Protein Folding Explained

Protein folding is a crucial process that gives rise to 3D structures essential for biological function. It is a delicate process that can be disrupted by extreme temperatures, pH, chemicals and space limitations. Miss folding can lead to aggregation and denatured proteins that are no longer functional.


It is assisted by heat shock proteins called chaperones.


The shape of a protein determines how it functions. From insulin that controls sugar levels in the blood to antibodies that fight coronavirus, most biological processes involve proteins. But protein folding is a difficult task. It has been estimated that an unfolded polypeptide chain has an astronomical number of possible shapes, or conformations. [1]

The native structure of a protein is determined by its amino acid sequence and the energy available to fold it, which includes hydrogen bonds between polar amino acids, Van der Waals interactions with water molecules, and the energy of entropy. Whether a protein can adopt its native conformation also depends on the environment, such as its solvent (water or lipid bilayer), pH, temperature, salt concentrations, the presence of cofactors and molecular chaperones, and the kinetic energy of surrounding protein molecules.

It is therefore not surprising that a large number of different proteins have been observed in various states, including aggregated or misfolded forms. In these states, they may not bind to other proteins and thus fail to carry out their cellular function. In order to understand why this happens, biophysical techniques such as stopped flow and fluorescence spectroscopy can be used to study the dynamics of a small sample of a protein.

Hydrophobic Interactions

Many of the steps in protein folding involve short-range interactions between a limited set of amino acid residues that form clusters. Then these regions coalesce to form ordered backbone structures (a-helixes or b-sheets).
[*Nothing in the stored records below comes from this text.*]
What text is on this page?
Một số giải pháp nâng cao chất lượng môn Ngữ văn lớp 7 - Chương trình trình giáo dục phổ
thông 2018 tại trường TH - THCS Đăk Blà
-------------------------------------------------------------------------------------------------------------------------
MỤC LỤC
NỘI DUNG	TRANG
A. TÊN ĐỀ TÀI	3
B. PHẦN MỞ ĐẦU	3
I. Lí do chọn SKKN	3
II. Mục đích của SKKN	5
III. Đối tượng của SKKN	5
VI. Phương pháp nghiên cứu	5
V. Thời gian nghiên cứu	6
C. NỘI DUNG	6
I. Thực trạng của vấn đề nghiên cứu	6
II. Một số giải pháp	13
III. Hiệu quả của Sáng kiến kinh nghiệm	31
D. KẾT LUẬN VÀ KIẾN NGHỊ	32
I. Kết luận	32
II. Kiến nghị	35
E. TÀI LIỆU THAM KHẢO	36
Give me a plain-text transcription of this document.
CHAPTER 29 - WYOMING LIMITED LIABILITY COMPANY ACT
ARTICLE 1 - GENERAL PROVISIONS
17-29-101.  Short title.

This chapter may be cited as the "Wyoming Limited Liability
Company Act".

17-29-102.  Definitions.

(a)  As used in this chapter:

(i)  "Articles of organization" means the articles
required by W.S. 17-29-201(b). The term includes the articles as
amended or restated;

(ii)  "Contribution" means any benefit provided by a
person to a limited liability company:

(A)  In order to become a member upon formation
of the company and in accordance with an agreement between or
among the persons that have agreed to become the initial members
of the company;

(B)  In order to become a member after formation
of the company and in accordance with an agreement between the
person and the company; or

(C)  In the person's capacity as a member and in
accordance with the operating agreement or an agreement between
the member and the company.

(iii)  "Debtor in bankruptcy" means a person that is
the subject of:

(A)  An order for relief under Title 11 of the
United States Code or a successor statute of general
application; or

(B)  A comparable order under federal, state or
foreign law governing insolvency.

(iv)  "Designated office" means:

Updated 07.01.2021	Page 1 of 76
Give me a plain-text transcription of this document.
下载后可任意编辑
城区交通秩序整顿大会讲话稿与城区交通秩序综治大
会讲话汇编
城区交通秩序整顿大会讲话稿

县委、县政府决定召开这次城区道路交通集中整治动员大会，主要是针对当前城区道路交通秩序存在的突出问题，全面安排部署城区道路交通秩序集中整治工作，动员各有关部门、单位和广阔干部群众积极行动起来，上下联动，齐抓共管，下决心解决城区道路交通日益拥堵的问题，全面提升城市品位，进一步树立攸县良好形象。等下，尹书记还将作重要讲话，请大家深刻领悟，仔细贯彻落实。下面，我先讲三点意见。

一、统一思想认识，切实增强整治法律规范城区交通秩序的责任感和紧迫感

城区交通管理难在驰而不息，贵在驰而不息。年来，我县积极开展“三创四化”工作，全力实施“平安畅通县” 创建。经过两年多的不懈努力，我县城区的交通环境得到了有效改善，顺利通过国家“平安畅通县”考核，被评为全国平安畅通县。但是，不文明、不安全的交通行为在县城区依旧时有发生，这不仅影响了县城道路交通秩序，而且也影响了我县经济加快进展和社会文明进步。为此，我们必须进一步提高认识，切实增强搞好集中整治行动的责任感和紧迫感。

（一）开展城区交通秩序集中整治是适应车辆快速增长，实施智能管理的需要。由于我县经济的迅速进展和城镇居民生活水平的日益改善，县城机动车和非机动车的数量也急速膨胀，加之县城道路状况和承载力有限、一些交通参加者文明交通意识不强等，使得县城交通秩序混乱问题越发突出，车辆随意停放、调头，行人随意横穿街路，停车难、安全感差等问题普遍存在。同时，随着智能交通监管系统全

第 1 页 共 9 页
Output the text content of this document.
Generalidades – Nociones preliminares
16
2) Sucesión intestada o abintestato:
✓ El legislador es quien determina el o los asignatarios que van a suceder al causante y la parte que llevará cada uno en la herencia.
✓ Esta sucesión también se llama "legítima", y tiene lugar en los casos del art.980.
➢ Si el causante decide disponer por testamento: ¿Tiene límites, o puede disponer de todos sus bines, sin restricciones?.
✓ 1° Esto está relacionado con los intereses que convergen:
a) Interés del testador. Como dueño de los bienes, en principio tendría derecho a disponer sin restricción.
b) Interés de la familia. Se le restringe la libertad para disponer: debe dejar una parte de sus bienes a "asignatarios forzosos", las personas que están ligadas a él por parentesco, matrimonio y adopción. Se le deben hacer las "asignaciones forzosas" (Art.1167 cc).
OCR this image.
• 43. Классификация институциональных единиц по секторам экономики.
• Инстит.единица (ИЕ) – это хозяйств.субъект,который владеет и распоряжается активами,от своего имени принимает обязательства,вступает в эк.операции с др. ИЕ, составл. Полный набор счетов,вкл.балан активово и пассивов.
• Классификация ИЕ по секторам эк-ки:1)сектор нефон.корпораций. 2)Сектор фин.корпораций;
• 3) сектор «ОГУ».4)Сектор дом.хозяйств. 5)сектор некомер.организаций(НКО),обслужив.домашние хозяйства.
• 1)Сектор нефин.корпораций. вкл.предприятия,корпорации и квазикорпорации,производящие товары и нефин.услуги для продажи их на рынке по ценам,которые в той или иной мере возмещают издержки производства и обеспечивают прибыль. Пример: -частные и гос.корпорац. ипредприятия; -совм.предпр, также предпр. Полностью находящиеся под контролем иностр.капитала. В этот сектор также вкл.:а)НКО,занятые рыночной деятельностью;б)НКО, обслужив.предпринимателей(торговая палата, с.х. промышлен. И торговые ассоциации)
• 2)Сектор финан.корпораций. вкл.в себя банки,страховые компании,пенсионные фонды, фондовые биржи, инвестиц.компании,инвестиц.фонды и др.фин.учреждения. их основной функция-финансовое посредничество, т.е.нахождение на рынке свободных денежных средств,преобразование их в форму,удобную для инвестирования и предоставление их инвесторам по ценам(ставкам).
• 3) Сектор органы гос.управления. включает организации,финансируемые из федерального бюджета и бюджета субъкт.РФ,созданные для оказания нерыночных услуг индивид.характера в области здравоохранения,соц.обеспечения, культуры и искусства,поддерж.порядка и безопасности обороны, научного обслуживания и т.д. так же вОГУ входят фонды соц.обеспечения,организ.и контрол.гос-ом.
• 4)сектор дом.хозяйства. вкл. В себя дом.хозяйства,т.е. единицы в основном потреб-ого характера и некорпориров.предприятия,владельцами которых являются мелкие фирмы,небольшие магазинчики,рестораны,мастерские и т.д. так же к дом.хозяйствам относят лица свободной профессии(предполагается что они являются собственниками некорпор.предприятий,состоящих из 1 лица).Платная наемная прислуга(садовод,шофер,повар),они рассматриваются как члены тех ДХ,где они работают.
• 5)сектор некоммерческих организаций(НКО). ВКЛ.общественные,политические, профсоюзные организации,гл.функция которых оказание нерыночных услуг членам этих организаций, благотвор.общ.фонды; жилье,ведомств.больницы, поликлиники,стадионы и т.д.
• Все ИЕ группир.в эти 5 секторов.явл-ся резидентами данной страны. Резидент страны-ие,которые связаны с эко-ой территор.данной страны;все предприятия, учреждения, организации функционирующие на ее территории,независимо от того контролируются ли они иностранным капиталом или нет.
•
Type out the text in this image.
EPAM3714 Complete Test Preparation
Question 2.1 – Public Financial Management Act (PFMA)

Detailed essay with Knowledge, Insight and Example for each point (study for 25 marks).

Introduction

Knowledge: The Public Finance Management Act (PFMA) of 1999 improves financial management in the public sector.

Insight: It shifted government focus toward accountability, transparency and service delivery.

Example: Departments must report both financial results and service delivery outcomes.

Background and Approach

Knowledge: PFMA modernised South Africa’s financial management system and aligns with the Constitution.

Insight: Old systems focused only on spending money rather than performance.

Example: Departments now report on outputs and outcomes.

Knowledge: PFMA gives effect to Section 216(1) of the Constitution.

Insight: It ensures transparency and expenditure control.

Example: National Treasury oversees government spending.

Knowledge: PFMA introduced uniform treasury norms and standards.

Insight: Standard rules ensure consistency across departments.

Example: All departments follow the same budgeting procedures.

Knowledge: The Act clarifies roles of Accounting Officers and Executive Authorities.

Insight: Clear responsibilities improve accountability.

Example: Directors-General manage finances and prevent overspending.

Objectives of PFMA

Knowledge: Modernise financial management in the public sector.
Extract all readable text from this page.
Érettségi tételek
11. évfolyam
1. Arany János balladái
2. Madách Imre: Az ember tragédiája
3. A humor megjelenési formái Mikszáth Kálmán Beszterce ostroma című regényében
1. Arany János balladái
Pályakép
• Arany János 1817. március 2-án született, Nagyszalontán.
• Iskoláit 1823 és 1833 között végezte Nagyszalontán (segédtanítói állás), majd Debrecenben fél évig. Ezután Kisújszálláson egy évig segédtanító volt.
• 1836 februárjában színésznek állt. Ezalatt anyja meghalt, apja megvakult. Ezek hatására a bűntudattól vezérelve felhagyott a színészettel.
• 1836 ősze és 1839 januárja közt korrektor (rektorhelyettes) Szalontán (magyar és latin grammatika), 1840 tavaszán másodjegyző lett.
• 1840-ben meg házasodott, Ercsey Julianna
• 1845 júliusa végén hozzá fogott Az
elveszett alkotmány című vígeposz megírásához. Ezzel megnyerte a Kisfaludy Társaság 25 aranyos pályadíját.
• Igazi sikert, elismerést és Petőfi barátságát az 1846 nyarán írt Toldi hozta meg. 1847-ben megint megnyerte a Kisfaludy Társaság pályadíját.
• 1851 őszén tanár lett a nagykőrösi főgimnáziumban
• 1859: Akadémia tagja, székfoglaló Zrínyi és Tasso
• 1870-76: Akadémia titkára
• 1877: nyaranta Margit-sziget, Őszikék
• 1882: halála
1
The final stage is the formation of tertiary structure as long-range contacts between amino acids are formed.

The hydrophobic effect is a strong driving force in the early stages of protein folding. This is a result of the patterns of non-polar side chains that are formed in the protein sequence. The dimensions of these patterns are critical, and a protein with a larger number of fully buried polar residues can be significantly more destabilized than one with a similar number of exposed polar residues.

The interaction of these residues with water molecules is crucial to the protein’s stability. Recent studies have shown that the number of hydrogen bonds formed by a water molecule with a protein is relatively constant, both in bulk water and at the protein-water interface10,11.

Disulfide Bonds

Protein folding often involves covalent bonding through disulfide bonds formed between the thiol groups of two cysteine residues. These links (also known as disulphide bridges or S-S bonds) are essential for many functions, such as stability and tertiary structure. The formation of these bonds is a key step in the transition between the amorphous “molten globule” state and the native folded structure.

The cytosol in eukaryotic cells contains reducing agents that keep cysteine residues in their reduced form, preventing the formation of disulfide bonds. To overcome this, proteins must fold in a redox-active environment such as the endoplasmic reticulum, where a special enzyme called PDI is required to oxidatively form and break these bonds as needed.

Despite great progress over the past 30-plus years, the exact mechanism by which PDI recognizes incorrectly oxidized proteins and promotes their proper rearrangement remains unclear. It is likely that different PDI paralogues have cysteines with a range of electron affinities and that each binds to only a fraction of the possible disulfide pairs found in the target protein.

Secondary Structure

Protein folding involves the formation of secondary structures such as a-helixes and beta pleated sheets. These structures form from the peptide backbone of the polypeptide chain. The secondary structure forms in a manner that gives the protein its geometric shape. These structures then interact with each other to give the protein its tertiary structure. The tertiary structure of a protein is determined by interactions and bonding between amino acid side chains. It is generally accepted that evolution has designed protein sequences so that the overall energy landscape of the molecule largely favors folding. This is known as the “folding funnel” theory.

Many methods have been developed to predict the three-dimensional structure of proteins. These methods use information such as amino acid type and polarity, phi and psi angle preferences and hydrogen bond donor and acceptor positions in the protein’s peptide backbone to construct models of a protein’s secondary structure.

X-ray crystallography is another method used to determine protein structure. This technique uses a pattern of deflected X-rays to determine the positions of the thousands of atoms that make up a protein.

Tertiary Structure

The final stage of protein folding is when the secondary structures fold into each other to give a three-dimensional shape to proteins. This is called the tertiary structure of a protein and it is mainly stabilized by interactions between amino acid side chains, which are the unique chemical groups that distinguish each amino acid from other proteins. These are either positively or negatively charged, polar uncharged, or non-polar and can interact with each other through hydrogen bonds, salt bridges, and disulfide bonds.

The primary structure of a protein is encoded by its amino acid sequence and this dictates the type of secondary structures that will form, for example alpha helices or beta pleated sheets. The sequence also determines the location of these secondary structures within a protein.

The interactions that occur between these different layers of a protein are what make it functional. If these interactions are disrupted by temperature, pH changes, chemicals, or molecular crowding then a protein will lose its higher-order structures and return to its unstructured string of amino acids state, this is called denaturing a protein.